“My love of history spills over into everything I do these days,” says life member Brad Meltzer, ’92, author of nine political thrillers and the host of his own television show on the History Channel. Now that passion has taken yet another form: a series of picture books called “Ordinary People Change the World.” The first two, “I Am Amelia Earhart” and “I Am Abraham Lincoln,” are just published by Penguin and recount little-known stories in the early lives of the title characters.
The idea for the first book and the series came about one day when Meltzer, the father of three young children, took his daughter clothes shopping. Every outfit they looked at had a princess motif. Meltzer wanted his daughter to be inspired by a different message, so he asked illustrator Chris Eliopoulos to draw a picture of a young Amelia Earhart on a T-shirt with the accompanying words “I am Amelia Earhart. I know no bounds.” It was meant to be a one-off, but soon friends and family were requesting multiples.

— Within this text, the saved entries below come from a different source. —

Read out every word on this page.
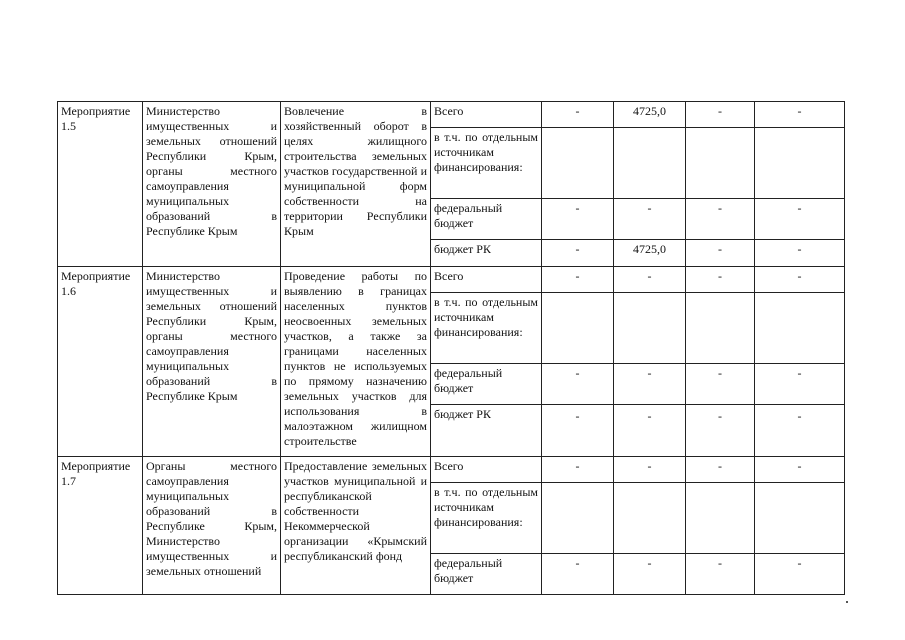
Мероприятие 1.5	Министерство имущественных и земельных отношений Республики Крым, органы местного самоуправления муниципальных образований в Республике Крым	Вовлечение в хозяйственный оборот в целях жилищного строительства земельных участков государственной и муниципальной форм собственности на территории Республики Крым	Всего	-	4725,0	-	-
			в т.ч. по отдельным источникам финансирования:				
			федеральный бюджет	-	-	-	-
			бюджет РК	-	4725,0	-	-
Мероприятие 1.6	Министерство имущественных и земельных отношений Республики Крым, органы местного самоуправления муниципальных образований в Республике Крым	Проведение работы по выявлению в границах населенных пунктов неосвоенных земельных участков, а также за границами населенных пунктов не используемых по прямому назначению земельных участков для использования в малоэтажном жилищном строительстве	Всего	-	-	-	-
			в т.ч. по отдельным источникам финансирования:				
			федеральный бюджет	-	-	-	-
			бюджет РК	-	-	-	-
Мероприятие 1.7	Органы местного самоуправления муниципальных образований в Республике Крым, Министерство имущественных и земельных отношений	Предоставление земельных участков муниципальной и республиканской собственности Некоммерческой организации «Крымский республиканский фонд	Всего	-	-	-	-
			в т.ч. по отдельным источникам финансирования:				
			федеральный бюджет	-	-	-	-
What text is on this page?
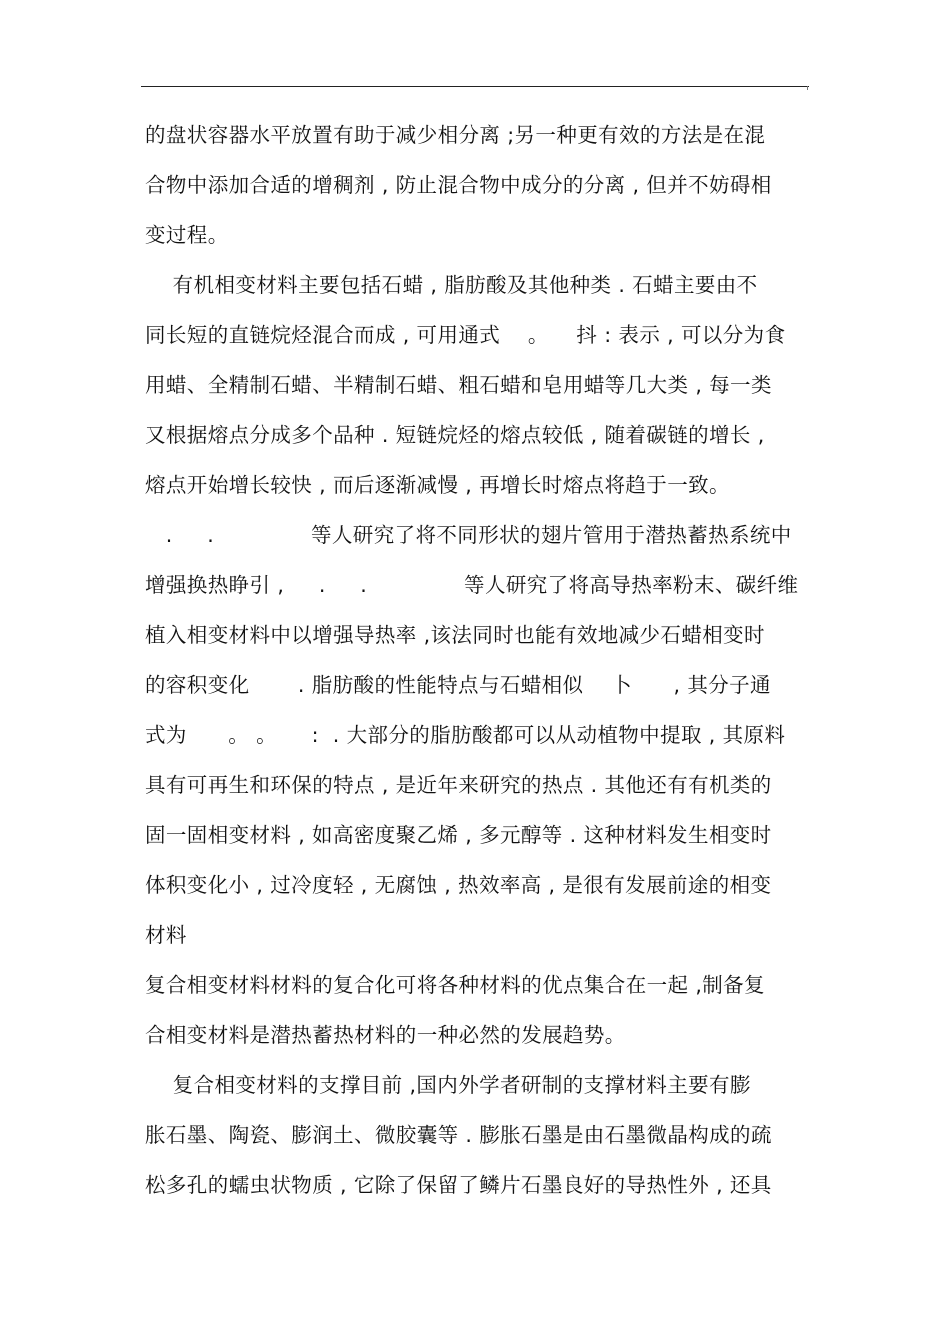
的盘状容器水平放置有助于减少相分离 ;另一种更有效的方法是在混
合物中添加合适的增稠剂 , 防止混合物中成分的分离 , 但并不妨碍相
变过程。
有机相变材料主要包括石蜡 , 脂肪酸及其他种类 . 石蜡主要由不
同长短的直链烷烃混合而成 , 可用通式    。    抖 : 表示 , 可以分为食
用蜡、全精制石蜡、半精制石蜡、粗石蜡和皂用蜡等几大类 , 每一类
又根据熔点分成多个品种 . 短链烷烃的熔点较低 , 随着碳链的增长 ,
熔点开始增长较快 , 而后逐渐减慢 , 再增长时熔点将趋于一致。
.     .              等人研究了将不同形状的翅片管用于潜热蓄热系统中
增强换热睁引 ,     .     .              等人研究了将高导热率粉末、碳纤维
植入相变材料中以增强导热率 ,该法同时也能有效地减少石蜡相变时
的容积变化       . 脂肪酸的性能特点与石蜡相似    卜      , 其分子通
式为      。 。     :  . 大部分的脂肪酸都可以从动植物中提取 , 其原料
具有可再生和环保的特点 , 是近年来研究的热点 . 其他还有有机类的
固一固相变材料 , 如高密度聚乙烯 , 多元醇等 . 这种材料发生相变时
体积变化小 , 过冷度轻 , 无腐蚀 , 热效率高 , 是很有发展前途的相变
材料
复合相变材料材料的复合化可将各种材料的优点集合在一起 ,制备复
合相变材料是潜热蓄热材料的一种必然的发展趋势。
复合相变材料的支撑目前 ,国内外学者研制的支撑材料主要有膨
胀石墨、陶瓷、膨润土、微胶囊等 . 膨胀石墨是由石墨微晶构成的疏
松多孔的蠕虫状物质 , 它除了保留了鳞片石墨良好的导热性外 , 还具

“My goal is to redefine what it means to be a hero in America,” says Meltzer, whose picture books are intended for children aged 4 to 12. “Your child will choose their hero,” he added. “You might as well have a say in it.” The next two books in the series will focus on Albert Einstein and Rosa Parks, likely followed by Jackie Robinson and Lucille Ball.

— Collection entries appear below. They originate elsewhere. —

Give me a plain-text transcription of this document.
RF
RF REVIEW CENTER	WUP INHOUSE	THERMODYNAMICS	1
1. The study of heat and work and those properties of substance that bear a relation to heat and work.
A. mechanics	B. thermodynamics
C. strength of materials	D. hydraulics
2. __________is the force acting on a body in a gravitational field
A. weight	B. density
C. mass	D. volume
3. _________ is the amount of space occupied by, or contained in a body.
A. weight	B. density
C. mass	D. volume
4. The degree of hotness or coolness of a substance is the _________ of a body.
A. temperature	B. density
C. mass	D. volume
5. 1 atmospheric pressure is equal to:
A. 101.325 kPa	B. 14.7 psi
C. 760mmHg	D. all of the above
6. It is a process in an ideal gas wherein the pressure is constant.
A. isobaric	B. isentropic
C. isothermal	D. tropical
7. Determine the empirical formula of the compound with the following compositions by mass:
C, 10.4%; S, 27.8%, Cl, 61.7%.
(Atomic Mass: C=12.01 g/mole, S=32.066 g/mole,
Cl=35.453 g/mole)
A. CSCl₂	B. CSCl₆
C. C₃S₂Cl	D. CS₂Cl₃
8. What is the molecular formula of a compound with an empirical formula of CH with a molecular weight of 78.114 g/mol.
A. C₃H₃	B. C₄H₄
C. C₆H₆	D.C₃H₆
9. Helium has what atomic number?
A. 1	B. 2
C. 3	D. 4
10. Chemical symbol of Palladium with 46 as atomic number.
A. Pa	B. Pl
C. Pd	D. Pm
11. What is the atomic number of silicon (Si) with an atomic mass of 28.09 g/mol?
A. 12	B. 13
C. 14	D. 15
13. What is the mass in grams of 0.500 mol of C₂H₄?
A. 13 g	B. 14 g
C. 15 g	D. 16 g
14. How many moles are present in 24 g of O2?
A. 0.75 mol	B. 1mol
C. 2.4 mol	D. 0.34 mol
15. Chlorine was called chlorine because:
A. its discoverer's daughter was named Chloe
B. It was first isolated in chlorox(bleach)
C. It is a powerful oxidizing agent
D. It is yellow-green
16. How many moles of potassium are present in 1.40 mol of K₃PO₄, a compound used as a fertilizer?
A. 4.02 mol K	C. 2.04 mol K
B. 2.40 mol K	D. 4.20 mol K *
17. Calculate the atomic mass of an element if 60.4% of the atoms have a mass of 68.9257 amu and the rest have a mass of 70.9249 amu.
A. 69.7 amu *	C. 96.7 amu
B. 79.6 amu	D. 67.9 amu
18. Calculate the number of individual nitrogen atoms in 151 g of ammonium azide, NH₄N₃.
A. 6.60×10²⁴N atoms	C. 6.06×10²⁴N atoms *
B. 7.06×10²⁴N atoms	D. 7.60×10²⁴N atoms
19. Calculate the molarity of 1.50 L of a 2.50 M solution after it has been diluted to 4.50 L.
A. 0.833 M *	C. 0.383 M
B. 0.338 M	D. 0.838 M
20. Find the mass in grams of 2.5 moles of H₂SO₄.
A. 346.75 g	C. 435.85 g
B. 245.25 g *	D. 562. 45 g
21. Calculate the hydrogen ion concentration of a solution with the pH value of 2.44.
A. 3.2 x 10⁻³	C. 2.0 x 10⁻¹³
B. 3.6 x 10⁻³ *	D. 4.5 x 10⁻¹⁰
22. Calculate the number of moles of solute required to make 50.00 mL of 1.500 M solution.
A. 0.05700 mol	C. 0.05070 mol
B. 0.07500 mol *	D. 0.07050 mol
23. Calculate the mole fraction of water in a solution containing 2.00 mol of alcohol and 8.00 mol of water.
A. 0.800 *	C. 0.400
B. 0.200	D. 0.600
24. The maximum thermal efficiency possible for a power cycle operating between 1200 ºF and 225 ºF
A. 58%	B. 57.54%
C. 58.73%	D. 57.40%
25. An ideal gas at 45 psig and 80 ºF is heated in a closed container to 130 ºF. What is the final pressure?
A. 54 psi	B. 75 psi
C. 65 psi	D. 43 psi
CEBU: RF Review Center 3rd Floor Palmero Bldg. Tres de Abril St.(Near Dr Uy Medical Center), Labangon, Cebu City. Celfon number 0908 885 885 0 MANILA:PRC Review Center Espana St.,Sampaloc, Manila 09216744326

Meltzer hopes that these initial titles will lead to dozens more. “These aren’t the stories of famous people so much as what we’re capable of on our best days,” he says. When a young Amelia attempts a take-off from her granny’s tool shed and crashes, or when 10-year-old Abe stops a group of boys from torturing a turtle, the messages are highly relatable. “It shows kids not just their great deeds, but the power and potential in all of us.”